Fear. I think of Jasmine and her ask. Will I have to courage to do what I know should be done? Can I walk the fine line without tripping and falling flat on my face?

The confusion in my head dissipates the second the flap of the tent flips up. Lucas steps into our small space, hand on the tent flap, dark eyes, chiseled chin, hair longer than ever before, and a confident smile. It is the perfect combination to cause any woman to swoon, present company included.

Lucas has come a long way from the slender, too-cool-for-high-school teen. He’s filled out in all the right places during his college years. Standing six one with lean muscles, skin the color of copper, and with the sexiest eyes I’ve ever stared into, he stops and sops me up for three of the longest heartbeats I’ll ever feel in my life. He stares at me as if I’m a prize that he’s crossed the country to claim, and my heart wishes it was true.

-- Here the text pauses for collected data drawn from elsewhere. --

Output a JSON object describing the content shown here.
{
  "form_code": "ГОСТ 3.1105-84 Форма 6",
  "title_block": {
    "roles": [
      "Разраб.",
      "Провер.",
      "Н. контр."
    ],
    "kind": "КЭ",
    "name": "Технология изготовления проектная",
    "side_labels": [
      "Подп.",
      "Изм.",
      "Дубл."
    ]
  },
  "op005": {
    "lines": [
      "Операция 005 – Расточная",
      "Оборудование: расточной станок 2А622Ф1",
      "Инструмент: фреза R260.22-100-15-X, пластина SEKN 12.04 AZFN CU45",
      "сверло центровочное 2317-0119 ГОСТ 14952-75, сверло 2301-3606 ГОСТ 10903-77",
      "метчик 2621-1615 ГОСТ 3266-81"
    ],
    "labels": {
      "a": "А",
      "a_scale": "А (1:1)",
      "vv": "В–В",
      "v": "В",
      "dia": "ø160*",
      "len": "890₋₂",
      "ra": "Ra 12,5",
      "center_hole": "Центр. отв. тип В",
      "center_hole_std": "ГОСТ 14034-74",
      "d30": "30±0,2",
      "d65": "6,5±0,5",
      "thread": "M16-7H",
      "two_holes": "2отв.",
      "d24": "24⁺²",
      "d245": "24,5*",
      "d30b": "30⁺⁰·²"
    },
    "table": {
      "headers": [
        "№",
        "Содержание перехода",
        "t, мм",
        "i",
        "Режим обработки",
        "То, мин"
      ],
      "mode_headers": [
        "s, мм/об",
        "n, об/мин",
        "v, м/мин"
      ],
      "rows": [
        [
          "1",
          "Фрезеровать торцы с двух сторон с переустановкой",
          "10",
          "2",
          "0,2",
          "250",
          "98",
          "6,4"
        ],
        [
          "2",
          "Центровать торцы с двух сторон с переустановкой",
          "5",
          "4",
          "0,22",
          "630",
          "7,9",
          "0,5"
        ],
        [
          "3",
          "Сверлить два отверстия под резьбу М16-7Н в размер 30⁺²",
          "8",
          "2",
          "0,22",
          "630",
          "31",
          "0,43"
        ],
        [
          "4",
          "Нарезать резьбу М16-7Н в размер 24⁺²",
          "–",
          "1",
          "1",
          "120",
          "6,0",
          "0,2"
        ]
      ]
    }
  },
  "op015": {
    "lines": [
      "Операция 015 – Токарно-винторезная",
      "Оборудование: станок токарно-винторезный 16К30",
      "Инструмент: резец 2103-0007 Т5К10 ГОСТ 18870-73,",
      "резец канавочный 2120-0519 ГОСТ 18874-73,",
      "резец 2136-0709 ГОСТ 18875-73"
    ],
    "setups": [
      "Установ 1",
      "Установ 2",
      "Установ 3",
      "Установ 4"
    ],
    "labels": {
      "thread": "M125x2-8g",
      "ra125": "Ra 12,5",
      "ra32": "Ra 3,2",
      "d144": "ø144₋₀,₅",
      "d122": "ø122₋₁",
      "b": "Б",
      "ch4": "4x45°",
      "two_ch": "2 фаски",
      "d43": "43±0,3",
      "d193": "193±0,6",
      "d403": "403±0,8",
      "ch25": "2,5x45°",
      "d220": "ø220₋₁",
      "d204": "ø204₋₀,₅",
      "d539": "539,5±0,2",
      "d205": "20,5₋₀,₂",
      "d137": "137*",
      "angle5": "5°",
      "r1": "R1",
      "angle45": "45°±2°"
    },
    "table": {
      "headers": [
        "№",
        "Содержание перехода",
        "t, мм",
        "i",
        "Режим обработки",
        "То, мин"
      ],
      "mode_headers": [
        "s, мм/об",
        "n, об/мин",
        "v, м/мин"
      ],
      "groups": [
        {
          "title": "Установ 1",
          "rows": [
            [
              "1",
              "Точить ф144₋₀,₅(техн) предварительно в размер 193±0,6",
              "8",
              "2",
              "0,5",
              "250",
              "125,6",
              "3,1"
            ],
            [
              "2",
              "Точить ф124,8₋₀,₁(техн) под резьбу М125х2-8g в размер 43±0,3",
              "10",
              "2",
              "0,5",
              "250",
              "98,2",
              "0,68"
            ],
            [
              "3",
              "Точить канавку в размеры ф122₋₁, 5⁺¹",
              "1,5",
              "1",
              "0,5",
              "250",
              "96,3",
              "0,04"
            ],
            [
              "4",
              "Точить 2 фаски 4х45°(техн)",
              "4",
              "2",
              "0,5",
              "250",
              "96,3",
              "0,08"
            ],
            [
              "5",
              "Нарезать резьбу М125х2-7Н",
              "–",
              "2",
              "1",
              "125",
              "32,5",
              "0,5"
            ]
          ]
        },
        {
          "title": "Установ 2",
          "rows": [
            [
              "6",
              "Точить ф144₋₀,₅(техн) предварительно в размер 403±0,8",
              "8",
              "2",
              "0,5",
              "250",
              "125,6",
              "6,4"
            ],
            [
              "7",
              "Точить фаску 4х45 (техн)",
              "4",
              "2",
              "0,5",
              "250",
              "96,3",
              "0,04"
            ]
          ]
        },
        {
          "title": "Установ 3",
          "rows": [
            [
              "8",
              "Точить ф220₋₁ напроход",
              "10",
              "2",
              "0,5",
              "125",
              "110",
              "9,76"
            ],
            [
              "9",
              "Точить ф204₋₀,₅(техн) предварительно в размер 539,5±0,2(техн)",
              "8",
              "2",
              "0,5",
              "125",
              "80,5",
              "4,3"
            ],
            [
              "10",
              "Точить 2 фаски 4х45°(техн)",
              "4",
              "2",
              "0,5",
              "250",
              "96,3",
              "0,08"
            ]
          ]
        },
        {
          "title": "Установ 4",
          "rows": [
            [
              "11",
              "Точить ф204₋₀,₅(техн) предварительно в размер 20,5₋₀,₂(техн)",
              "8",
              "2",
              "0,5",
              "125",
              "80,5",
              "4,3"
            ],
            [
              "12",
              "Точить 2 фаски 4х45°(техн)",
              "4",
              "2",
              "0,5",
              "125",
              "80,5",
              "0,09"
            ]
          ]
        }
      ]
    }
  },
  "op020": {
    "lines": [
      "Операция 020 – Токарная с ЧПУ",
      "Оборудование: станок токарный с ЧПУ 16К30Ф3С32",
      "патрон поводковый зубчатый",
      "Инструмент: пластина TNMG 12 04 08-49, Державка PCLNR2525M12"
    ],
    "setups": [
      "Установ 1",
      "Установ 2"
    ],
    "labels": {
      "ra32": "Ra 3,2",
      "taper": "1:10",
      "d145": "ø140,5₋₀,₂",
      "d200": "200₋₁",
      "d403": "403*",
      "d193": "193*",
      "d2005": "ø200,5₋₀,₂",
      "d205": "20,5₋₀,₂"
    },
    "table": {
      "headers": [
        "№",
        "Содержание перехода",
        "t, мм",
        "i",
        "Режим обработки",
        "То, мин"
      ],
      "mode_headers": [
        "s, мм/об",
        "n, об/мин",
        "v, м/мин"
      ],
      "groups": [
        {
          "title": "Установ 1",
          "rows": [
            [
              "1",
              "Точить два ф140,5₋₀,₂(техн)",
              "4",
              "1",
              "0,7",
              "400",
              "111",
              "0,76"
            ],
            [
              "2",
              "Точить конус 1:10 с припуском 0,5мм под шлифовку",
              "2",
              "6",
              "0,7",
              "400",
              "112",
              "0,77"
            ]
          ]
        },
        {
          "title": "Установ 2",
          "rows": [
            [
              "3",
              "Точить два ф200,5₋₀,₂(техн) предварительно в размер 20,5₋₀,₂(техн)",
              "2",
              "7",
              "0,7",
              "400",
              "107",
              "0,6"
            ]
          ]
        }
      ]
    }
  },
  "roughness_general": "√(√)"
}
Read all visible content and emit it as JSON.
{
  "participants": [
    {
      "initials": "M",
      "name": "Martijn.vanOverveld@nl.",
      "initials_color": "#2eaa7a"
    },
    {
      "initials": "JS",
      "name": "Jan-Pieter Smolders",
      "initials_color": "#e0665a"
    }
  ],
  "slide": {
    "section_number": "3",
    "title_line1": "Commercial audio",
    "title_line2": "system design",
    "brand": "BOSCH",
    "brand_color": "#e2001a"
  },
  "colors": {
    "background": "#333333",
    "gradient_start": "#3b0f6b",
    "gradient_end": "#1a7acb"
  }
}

His gaze rakes over me, slower than it’s ever done before. His eyes pop wide for a split second when he takes in my shorts. The warmth of his gaze hovers over my legs so slowly it causes the hairs on my legs to tingle. He tries to hide his reaction by releasing the tent flap and taking a small step forward, but it’s not enough to distract from the shift in temperature in our small space. As his eyes comb over me, I do the same.

We are unapologetic in our actions. Both of us are comfortable with what we’ve built. He’s wearing my favorite shade of orange, a custom T-shirt with the words I miss a Mesa girl. It instantly becomes my new favorite phrase. I’ve missed my Mesa man.

I expect a smart retort, a deflection, but I’m not prepared for what slips out of his mouth. “Wow, Adrienne, you look… breathtaking, better than ever. Better than in my dreams.”

My heart skips a beat, unsure how to process his words. Thankfully, my body remembers its role. My feet move on autopilot, two quick steps toward him before leaping into the air. He catches me. He always does. His hand wraps around the small of my back as I wrap my legs around him, and his other hand lands on my rear.